I built a predictive maintenance system that detects bearing failures before they occur, running entirely on the MAX78000 microcontroller. The goal was to demonstrate edge-based condition monitoring without relying on cloud processing.
The Problem
Industrial bearings fail gradually, but catastrophically. Early detection is crucial for planned maintenance, but traditional monitoring systems often require expensive infrastructure or cloud connectivity. I wanted to see if modern edge AI could handle this entirely on-device.
Approach
The system uses NASA's IMS bearing dataset from 2003 - real acceleration data from bearings running until failure. I trained an autoencoder on normal bearing operation, so it learns to reconstruct healthy vibration patterns. When a bearing starts degrading, the reconstruction error increases, flagging potential failures.
Data processing pipeline:
- Raw acceleration sampled at 20kHz
- 1-second windows processed every 15 minutes
- Continuous Wavelet Transform (Morlet wavelets)
- Resampled to 50x50 pixel images
- Fed to CNN autoencoder on MAX78000
Performance
The MAX78000's onboard CNN accelerator makes this practical:
- Inference time: 3.9ms
- Total processing: 318ms (including preprocessing)
- Model size: 4-bit quantization
The system successfully detected inner race defects and outer race failures across three NASA test experiments.

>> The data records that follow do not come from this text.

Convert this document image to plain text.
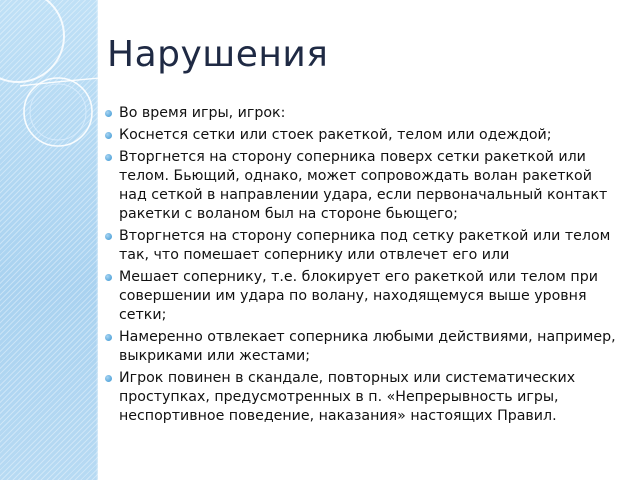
Нарушения
Во время игры, игрок:
Коснется сетки или стоек ракеткой, телом или одеждой;
Вторгнется на сторону соперника поверх сетки ракеткой или телом. Бьющий, однако, может сопровождать волан ракеткой над сеткой в направлении удара, если первоначальный контакт ракетки с воланом был на стороне бьющего;
Вторгнется на сторону соперника под сетку ракеткой или телом так, что помешает сопернику или отвлечет его или
Мешает сопернику, т.е. блокирует его ракеткой или телом при совершении им удара по волану, находящемуся выше уровня сетки;
Намеренно отвлекает соперника любыми действиями, например, выкриками или жестами;
Игрок повинен в скандале, повторных или систематических проступках, предусмотренных в п. «Непрерывность игры, неспортивное поведение, наказания» настоящих Правил.
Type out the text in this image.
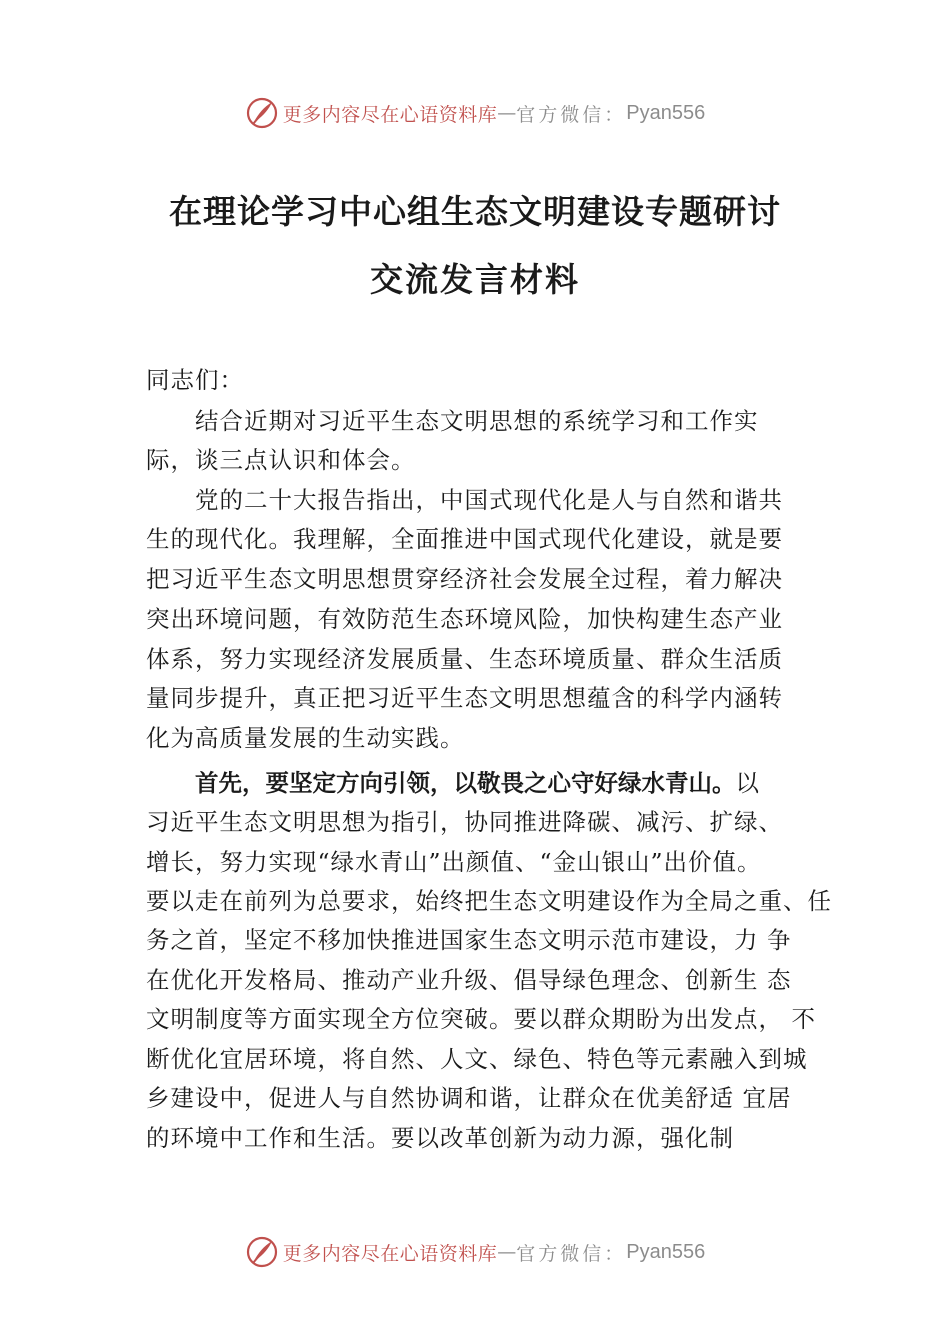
更多内容尽在心语资料库 — 官方微信： Pyan556
在理论学习中心组生态文明建设专题研讨
交流发言材料
同志们：
结合近期对习近平生态文明思想的系统学习和工作实
际，谈三点认识和体会。
党的二十大报告指出，中国式现代化是人与自然和谐共
生的现代化。我理解，全面推进中国式现代化建设，就是要
把习近平生态文明思想贯穿经济社会发展全过程，着力解决
突出环境问题，有效防范生态环境风险，加快构建生态产业
体系，努力实现经济发展质量、生态环境质量、群众生活质
量同步提升，真正把习近平生态文明思想蕴含的科学内涵转
化为高质量发展的生动实践。
首先，要坚定方向引领，以敬畏之心守好绿水青山。以
习近平生态文明思想为指引，协同推进降碳、减污、扩绿、
增长，努力实现“绿水青山”出颜值、“金山银山”出价值。
要以走在前列为总要求，始终把生态文明建设作为全局之重、任
务之首，坚定不移加快推进国家生态文明示范市建设，力 争
在优化开发格局、推动产业升级、倡导绿色理念、创新生 态
文明制度等方面实现全方位突破。要以群众期盼为出发点， 不
断优化宜居环境，将自然、人文、绿色、特色等元素融入到城
乡建设中，促进人与自然协调和谐，让群众在优美舒适 宜居
的环境中工作和生活。要以改革创新为动力源，强化制
更多内容尽在心语资料库 — 官方微信： Pyan556
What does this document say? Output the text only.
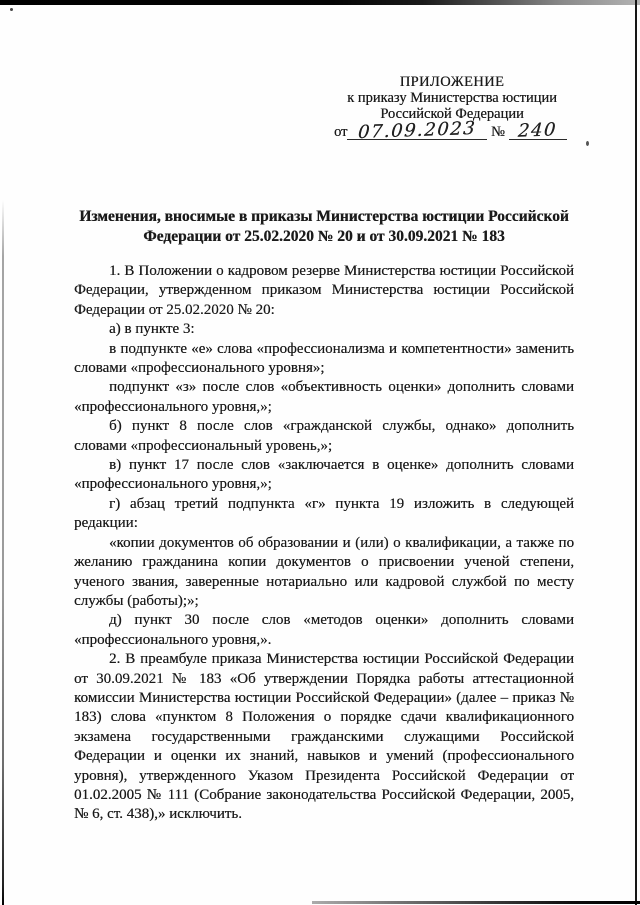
ПРИЛОЖЕНИЕ
к приказу Министерства юстиции
Российской Федерации
от 07.09.2023 № 240
Изменения, вносимые в приказы Министерства юстиции Российской Федерации от 25.02.2020 № 20 и от 30.09.2021 № 183

1. В Положении о кадровом резерве Министерства юстиции Российской Федерации, утвержденном приказом Министерства юстиции Российской Федерации от 25.02.2020 № 20:

а) в пункте 3:

в подпункте «е» слова «профессионализма и компетентности» заменить словами «профессионального уровня»;

подпункт «з» после слов «объективность оценки» дополнить словами «профессионального уровня,»;

б) пункт 8 после слов «гражданской службы, однако» дополнить словами «профессиональный уровень,»;

в) пункт 17 после слов «заключается в оценке» дополнить словами «профессионального уровня,»;

г) абзац третий подпункта «г» пункта 19 изложить в следующей редакции:

«копии документов об образовании и (или) о квалификации, а также по желанию гражданина копии документов о присвоении ученой степени, ученого звания, заверенные нотариально или кадровой службой по месту службы (работы);»;

д) пункт 30 после слов «методов оценки» дополнить словами «профессионального уровня,».

2. В преамбуле приказа Министерства юстиции Российской Федерации от 30.09.2021 № 183 «Об утверждении Порядка работы аттестационной комиссии Министерства юстиции Российской Федерации» (далее – приказ № 183) слова «пунктом 8 Положения о порядке сдачи квалификационного экзамена государственными гражданскими служащими Российской Федерации и оценки их знаний, навыков и умений (профессионального уровня), утвержденного Указом Президента Российской Федерации от 01.02.2005 № 111 (Собрание законодательства Российской Федерации, 2005, № 6, ст. 438),» исключить.
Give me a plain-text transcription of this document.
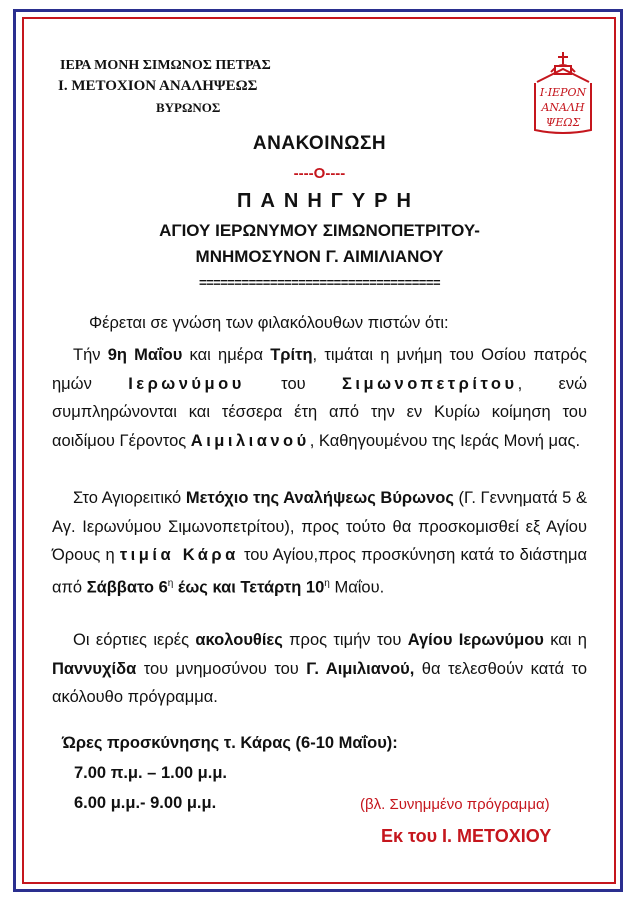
ΙΕΡΑ ΜΟΝΗ ΣΙΜΩΝΟΣ ΠΕΤΡΑΣ
Ι. ΜΕΤΟΧΙΟΝ ΑΝΑΛΗΨΕΩΣ
ΒΥΡΩΝΟΣ
Ι·ΙΕΡΟΝ
ΑΝΑΛΗ
ΨΕΩΣ
ΑΝΑΚΟΙΝΩΣΗ
----Ο----
ΠΑΝΗΓΥΡΗ
ΑΓΙΟΥ ΙΕΡΩΝΥΜΟΥ ΣΙΜΩΝΟΠΕΤΡΙΤΟΥ-
ΜΝΗΜΟΣΥΝΟΝ Γ. ΑΙΜΙΛΙΑΝΟΥ
==================================
Φέρεται σε γνώση των φιλακόλουθων πιστών ότι:
Τήν 9η Μαΐου και ημέρα Τρίτη, τιμάται η μνήμη του Οσίου πατρός ημών Ιερωνύμου του Σιμωνοπετρίτου, ενώ συμπληρώνονται και τέσσερα έτη από την εν Κυρίω κοίμηση του αοιδίμου Γέροντος Αιμιλιανού, Καθηγουμένου της Ιεράς Μονή μας.
Στο Αγιορειτικό Μετόχιο της Αναλήψεως Βύρωνος (Γ. Γεννηματά 5 & Αγ. Ιερωνύμου Σιμωνοπετρίτου), προς τούτο θα προσκομισθεί εξ Αγίου Όρους η τιμία Κάρα του Αγίου,προς προσκύνηση κατά το διάστημα από Σάββατο $6^\eta$ έως και Τετάρτη $10^\eta$ Μαΐου.
Οι εόρτιες ιερές ακολουθίες προς τιμήν του Αγίου Ιερωνύμου και η Παννυχίδα του μνημοσύνου του Γ. Αιμιλιανού, θα τελεσθούν κατά το ακόλουθο πρόγραμμα.
Ώρες προσκύνησης τ. Κάρας (6-10 Μαΐου):
7.00 π.μ. – 1.00 μ.μ.
6.00 μ.μ.- 9.00 μ.μ.	(βλ. Συνημμένο πρόγραμμα)
Εκ του Ι. ΜΕΤΟΧΙΟΥ
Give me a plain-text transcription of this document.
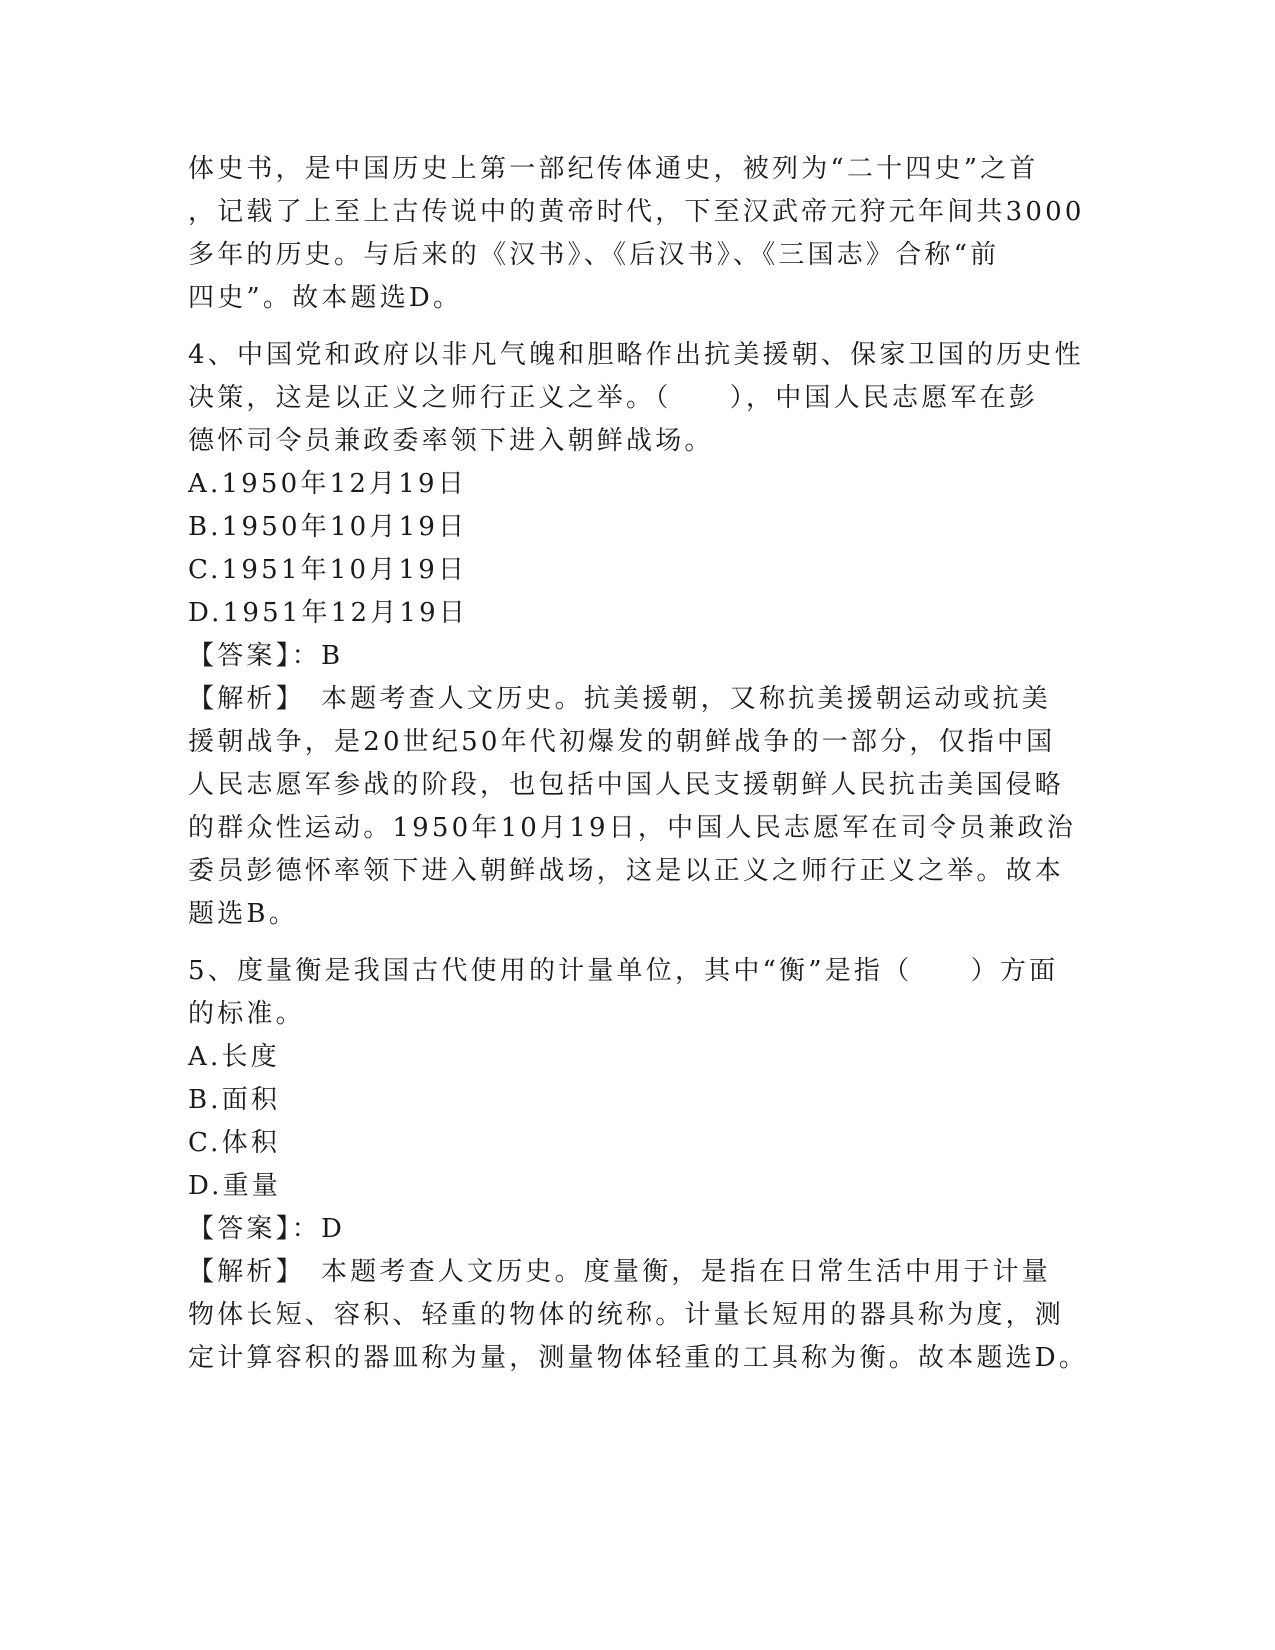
体史书，是中国历史上第一部纪传体通史，被列为“二十四史”之首
，记载了上至上古传说中的黄帝时代，下至汉武帝元狩元年间共3000
多年的历史。与后来的《汉书》、《后汉书》、《三国志》合称“前
四史”。故本题选D。
4、中国党和政府以非凡气魄和胆略作出抗美援朝、保家卫国的历史性
决策，这是以正义之师行正义之举。（　　），中国人民志愿军在彭
德怀司令员兼政委率领下进入朝鲜战场。
A.1950年12月19日
B.1950年10月19日
C.1951年10月19日
D.1951年12月19日
【答案】：B
【解析】　本题考查人文历史。抗美援朝，又称抗美援朝运动或抗美
援朝战争，是20世纪50年代初爆发的朝鲜战争的一部分，仅指中国
人民志愿军参战的阶段，也包括中国人民支援朝鲜人民抗击美国侵略
的群众性运动。1950年10月19日，中国人民志愿军在司令员兼政治
委员彭德怀率领下进入朝鲜战场，这是以正义之师行正义之举。故本
题选B。
5、度量衡是我国古代使用的计量单位，其中“衡”是指（　　）方面
的标准。
A.长度
B.面积
C.体积
D.重量
【答案】：D
【解析】　本题考查人文历史。度量衡，是指在日常生活中用于计量
物体长短、容积、轻重的物体的统称。计量长短用的器具称为度，测
定计算容积的器皿称为量，测量物体轻重的工具称为衡。故本题选D。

The animation above shows the autoencoder's reconstruction error increasing as bearings degrade.
Why Edge AI?
Running inference on-device means:
- No cloud dependency or latency
- Reduced infrastructure costs
- Faster response times for critical failures
- Privacy for industrial process data
This demonstrates that condition monitoring can transition from centralized analysis to distributed edge intelligence. The MAX78000's CNN accelerator makes real-time bearing health assessment practical on a microcontroller.